Said more explicitly: For the single-trial case with somebody paying $50 to play we know the net payout will be a single number. With error bars on that number of [-50,+50000]. Which is a useless prediction.

OTOH, if I could play it 10,000 times I’d be content to wager $950 a pop. 1/10,000 vs. 1/50 is enough to damp the variance well below my risk tolerance floor.

For something like Powerball with insanely long odds, playing a few thousand dollars in every drawing over a human lifespan isn’t enough to damp the variance down enough to matter. So it becomes in effect a one-time bet with a computable (very low) EV but with error bars of [-1 million,+300million] on a million dollar lifetime “investment” in PB tickets.
Your comment about asteroids reminded me of something an IRL friend once said about Powerball tickets.

He said: “You should wait until the jackpot is big enough that the EV is positive. But that’s not all. Then you should only buy your tickets within the last few minutes before sales close ahead of the drawing. Otherwise the odds on you dropping dead after you bought your ticket but before the drawing are much higher than the odds of you winning. Don’t tempt Fate.” :slight_smile:

Now you’re fighting the hypothetical - the OP makes it clear that this is not a real-world bet, as there is no chance that this is a scam or otherwise fails to pay out. Over any person’s lifespan, they will have zero opportunities to make a bet like this, as it’s as realistic as assuming a frictionless surface or spherical cow in a physics problem. Once you put it into the real world, over the course of a real person’s lifespan there are a lot of bets that ARE scams - a person who takes all bets that someone **claims ** or implies are positive expectation will come out behind most people who are more selective, including people who figure ‘98% chance of losing enough money to bother me and only a 2% chance of winning something is no good’.

If you don’t want to fight the hypothetical, it’s a one-shot and you don’t get multiple trials to come out ahead in. If you want to make it real-world, you have to take into account that there are scams and the possibility of the house going broke,

A lot of people who play poker regularly enjoy gambling for it’s own sake, and like the chance to throw down money in general. Of course someone who simply likes gambling would take the bet, because they get some value simply out of making the play in the first place. Being able to make a break-even bet over and over is a win for them because it’s fun, the fact that it’s actually significantly +EV is icing on the cake. I’ve met plenty of people who will buy into a poker tournament and use the downtime while they have a bad hand to check their sports betting numbers or engage in side bets with other people.

And don’t forget the old joke - “How do you get a professional poker player off your porch?” “Pay for the pizza!”. (There are a lot more broke-ass ‘professional’ poker players than the few TV stars, who generally don’t actually make their money from playing regular poker anyway).

There are, however, plenty of opportunities over the course of your life to take a calculated risk, in which you have a reasonable idea of the potential reward, potential loss, and rough chance of each occurrence. Do you agree?
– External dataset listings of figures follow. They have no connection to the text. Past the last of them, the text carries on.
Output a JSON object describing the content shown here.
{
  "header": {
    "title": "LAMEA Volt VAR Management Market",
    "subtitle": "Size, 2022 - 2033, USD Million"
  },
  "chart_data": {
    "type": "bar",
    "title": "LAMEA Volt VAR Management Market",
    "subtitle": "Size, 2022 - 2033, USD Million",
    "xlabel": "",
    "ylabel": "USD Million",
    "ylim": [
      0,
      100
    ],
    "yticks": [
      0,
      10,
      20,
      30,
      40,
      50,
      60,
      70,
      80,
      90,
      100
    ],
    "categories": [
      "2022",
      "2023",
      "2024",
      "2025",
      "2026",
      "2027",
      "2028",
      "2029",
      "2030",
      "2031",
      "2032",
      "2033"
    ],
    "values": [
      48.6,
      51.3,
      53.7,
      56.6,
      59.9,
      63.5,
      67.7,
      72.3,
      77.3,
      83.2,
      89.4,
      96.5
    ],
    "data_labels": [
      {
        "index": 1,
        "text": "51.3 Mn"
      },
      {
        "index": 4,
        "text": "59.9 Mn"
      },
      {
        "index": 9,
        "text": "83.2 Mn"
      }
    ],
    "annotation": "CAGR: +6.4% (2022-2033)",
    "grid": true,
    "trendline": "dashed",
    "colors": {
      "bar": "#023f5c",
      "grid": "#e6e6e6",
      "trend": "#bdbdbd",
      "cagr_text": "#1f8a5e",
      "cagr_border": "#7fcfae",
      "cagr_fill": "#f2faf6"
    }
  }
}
Everything from deciding whether to try a new restaurant to deciding whether to ask your boss for a raise to deciding whether to move to a new city to deciding whether to have kids. I mean, sure, sometimes it’s not clear what the chances are: how do you calculate the odds of your kid being an asshole? But often, you can make rough estimates for all three factors (risk, reward, odds).

If you agree with that, do you agree that people who take the risk when the EV is good will, over the course of their life, and assuming the risk isn’t life-altering (death, life in prison, etc.), will come out better than those who don’t take the risk?

Risk aversion can be included in that calculation: if you’re risk-averse, you should include your sensation of dread as potential loss.

I don’t understand this. If you knew if you paid someone $1500 they would give you $50,000, you wouldn’t get $1500 to give them?

Depends what you mean by “easily” but the odds of that happening are quite remote.